Cognominado de Anjo Louro, o símbolo da ditadura argentina as
encaminhava para um centro de tortura e endereço de uma maternidade
clandestina para as presas políticas grávidas. Funcionavam como
cegonhas que retiravam seus filhos, logo que nascidos, e entregavam
a domicílio a oficiais companheiros de tortura. Para que os criassem
e satisfizessem o desejo de ter um filho, face ao panorama estéril
que se descortinava no horizonte de famílias de psicopatas. O filho
lhes devolveria o senso humanitário e solidário que se esvaía em
cada choque elétrico, afogamento ou apagar o cigarro no peito.
Como todo bom matador, um exibicionista.
Ostentava o corpo malhado no balneário de Mar del Plata, apesar de
sua vida afetiva ser um livro fechado. Nunca manifestou remorso pelo
que fez. Também chamado de Corvo, o covarde se rendeu, sem dar um
tiro, na guerra das Malvinas.
Símbolo da impunidade, defendido por mestres na arte da
sobrevivência política que põem fé na conciliação de não ficar
parado no tempo e fechar as feridas do passado. É o Brasil assim
pensando que dita cátedra, nenhum presidente foi louvado em sua
história ao se mostrar um sujeito duro e intransigente.
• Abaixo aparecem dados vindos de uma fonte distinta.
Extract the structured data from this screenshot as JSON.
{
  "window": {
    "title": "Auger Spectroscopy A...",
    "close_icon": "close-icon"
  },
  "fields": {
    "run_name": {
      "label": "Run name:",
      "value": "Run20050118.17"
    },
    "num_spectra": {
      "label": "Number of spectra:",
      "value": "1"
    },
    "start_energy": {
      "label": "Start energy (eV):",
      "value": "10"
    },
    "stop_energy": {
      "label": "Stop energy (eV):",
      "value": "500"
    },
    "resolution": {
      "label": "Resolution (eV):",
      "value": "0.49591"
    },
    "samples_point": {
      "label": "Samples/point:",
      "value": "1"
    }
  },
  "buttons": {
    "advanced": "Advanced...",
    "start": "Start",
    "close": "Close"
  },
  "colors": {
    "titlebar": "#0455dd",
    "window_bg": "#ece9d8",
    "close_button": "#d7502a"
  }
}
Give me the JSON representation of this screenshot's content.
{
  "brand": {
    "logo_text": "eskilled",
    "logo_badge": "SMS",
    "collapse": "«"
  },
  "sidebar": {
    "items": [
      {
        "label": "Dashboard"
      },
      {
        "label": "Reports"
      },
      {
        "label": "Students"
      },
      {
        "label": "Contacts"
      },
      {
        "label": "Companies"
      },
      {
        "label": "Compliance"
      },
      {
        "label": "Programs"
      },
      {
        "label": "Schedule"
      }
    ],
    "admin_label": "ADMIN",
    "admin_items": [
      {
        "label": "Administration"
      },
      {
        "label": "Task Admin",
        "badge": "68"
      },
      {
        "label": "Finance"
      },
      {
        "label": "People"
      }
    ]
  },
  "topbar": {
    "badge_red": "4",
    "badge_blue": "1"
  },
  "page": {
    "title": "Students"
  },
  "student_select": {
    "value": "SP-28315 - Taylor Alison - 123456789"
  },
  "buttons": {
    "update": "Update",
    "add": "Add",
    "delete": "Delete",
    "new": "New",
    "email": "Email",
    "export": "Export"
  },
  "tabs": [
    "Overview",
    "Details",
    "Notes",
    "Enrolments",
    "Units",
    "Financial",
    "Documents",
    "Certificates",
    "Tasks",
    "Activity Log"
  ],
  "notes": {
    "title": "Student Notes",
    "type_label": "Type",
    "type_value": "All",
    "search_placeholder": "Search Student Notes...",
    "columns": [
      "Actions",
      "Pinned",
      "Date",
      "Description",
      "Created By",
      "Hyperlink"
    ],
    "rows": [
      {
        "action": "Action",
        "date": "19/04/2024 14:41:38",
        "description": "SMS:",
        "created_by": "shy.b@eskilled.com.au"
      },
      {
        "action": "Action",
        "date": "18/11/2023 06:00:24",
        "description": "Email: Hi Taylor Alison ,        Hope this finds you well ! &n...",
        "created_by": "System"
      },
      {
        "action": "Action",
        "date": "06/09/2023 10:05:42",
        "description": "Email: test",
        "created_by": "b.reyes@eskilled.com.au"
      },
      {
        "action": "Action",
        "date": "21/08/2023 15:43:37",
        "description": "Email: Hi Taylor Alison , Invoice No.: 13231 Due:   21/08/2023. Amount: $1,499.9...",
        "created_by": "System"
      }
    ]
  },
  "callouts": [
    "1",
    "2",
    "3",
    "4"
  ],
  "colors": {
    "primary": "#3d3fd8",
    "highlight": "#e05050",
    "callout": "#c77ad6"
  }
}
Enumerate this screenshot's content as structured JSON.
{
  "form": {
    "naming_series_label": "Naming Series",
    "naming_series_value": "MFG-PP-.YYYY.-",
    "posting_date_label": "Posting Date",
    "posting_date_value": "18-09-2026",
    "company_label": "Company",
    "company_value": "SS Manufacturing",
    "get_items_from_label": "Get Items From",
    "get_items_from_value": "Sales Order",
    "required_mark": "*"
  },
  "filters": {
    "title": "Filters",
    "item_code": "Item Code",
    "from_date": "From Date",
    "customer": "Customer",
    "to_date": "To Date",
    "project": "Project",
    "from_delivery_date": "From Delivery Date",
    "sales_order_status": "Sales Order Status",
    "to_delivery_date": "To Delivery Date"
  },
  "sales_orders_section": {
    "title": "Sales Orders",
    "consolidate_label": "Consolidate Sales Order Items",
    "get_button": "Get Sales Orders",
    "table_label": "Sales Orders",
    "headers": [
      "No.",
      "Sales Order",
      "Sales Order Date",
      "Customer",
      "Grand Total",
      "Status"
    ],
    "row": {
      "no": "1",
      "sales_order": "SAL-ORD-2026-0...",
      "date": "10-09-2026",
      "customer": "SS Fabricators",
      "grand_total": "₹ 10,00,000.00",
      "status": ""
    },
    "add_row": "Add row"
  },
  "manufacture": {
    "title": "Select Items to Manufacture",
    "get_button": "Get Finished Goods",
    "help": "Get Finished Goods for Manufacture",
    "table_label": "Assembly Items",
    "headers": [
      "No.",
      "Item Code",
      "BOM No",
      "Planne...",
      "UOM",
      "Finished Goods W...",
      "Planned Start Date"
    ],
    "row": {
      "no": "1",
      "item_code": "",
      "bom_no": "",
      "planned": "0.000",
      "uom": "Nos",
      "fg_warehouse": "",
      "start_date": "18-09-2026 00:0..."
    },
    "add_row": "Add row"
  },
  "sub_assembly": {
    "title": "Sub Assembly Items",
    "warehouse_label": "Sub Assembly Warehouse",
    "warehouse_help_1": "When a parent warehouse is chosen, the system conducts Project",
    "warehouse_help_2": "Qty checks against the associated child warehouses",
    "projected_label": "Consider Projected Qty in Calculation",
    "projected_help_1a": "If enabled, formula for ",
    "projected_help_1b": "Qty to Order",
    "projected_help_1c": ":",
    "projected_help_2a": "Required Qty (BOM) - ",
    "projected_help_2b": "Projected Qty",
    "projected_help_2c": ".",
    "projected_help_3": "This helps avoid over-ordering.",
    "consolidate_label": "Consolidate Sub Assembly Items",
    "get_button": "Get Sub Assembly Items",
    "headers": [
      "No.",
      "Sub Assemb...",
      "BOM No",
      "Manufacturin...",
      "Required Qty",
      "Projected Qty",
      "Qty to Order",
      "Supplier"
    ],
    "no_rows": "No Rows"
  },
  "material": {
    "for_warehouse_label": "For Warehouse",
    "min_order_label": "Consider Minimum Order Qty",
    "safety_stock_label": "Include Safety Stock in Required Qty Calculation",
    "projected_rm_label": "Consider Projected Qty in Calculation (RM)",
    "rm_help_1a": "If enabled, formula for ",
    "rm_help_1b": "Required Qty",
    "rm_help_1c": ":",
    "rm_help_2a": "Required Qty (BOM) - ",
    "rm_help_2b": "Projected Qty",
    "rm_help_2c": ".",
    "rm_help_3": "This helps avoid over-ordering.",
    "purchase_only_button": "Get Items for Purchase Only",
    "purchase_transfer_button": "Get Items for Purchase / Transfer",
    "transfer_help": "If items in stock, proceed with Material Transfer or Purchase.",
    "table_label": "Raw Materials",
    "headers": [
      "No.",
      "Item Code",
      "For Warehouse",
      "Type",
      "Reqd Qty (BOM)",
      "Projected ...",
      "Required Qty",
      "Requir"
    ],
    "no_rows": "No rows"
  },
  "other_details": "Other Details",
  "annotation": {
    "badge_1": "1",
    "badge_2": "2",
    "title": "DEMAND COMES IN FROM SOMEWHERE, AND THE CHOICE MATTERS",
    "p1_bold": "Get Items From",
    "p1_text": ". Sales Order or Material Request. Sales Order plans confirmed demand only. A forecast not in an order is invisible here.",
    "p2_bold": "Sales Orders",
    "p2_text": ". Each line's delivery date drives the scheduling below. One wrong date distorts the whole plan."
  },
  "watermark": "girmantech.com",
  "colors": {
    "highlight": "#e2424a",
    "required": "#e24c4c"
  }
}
Orgulhamo-nos de harmonizar o contraditório, de apaziguar os ânimos,
de ajustar incompatibilidades, de pôr fim a demandas nascidas do
idealismo que geram querelas incontornáveis. E findar na acomodação.
A marca registrada de vencer os nossos problemas.
A História exige julgamentos. Desenvolve o senso crítico.
Aumenta o grau de informação e expande o nível de consciência. O ato
de votar exige esse suporte, tal a inteligência aplicada pelo
exército de manipuladores com que nos bombardeiam através da
publicidade e da mídia. Os marqueteiros sempre se encontram léguas
adiante de nós.
Sobre quem recai a responsabilidade de carrascos, como o que
Astiz provocou no seio da tradicional família argentina, ao pôr sob
a guarda de verdugos filhos de desaparecidos políticos? Uma
monstruosidade a débito dos homens que dirigem os destinos desse
planeta. O mesmo perigo que corre no seio dos organismos de
segurança, sejam policiais, forças armadas, tropas de elite,
espiões, agentes infiltrados ou informantes. Quem pode assegurar que
não sejam psicopatas, não detectáveis na admissão, ao confundirem
bem com o mal, bem-me-quer com malmequer, lé com cré, conseqüência
de uma escala de valores em crise na sociedade global, cuja ética
clama por um Deus.
Mas se Deus permite, em função do livre-arbítrio, cabe ao homem
corrigir essa enfermidade, antes que seja tarde. Senão, nos
converteremos num planeta de terroristas, visto que a melhor defesa
é o ataque.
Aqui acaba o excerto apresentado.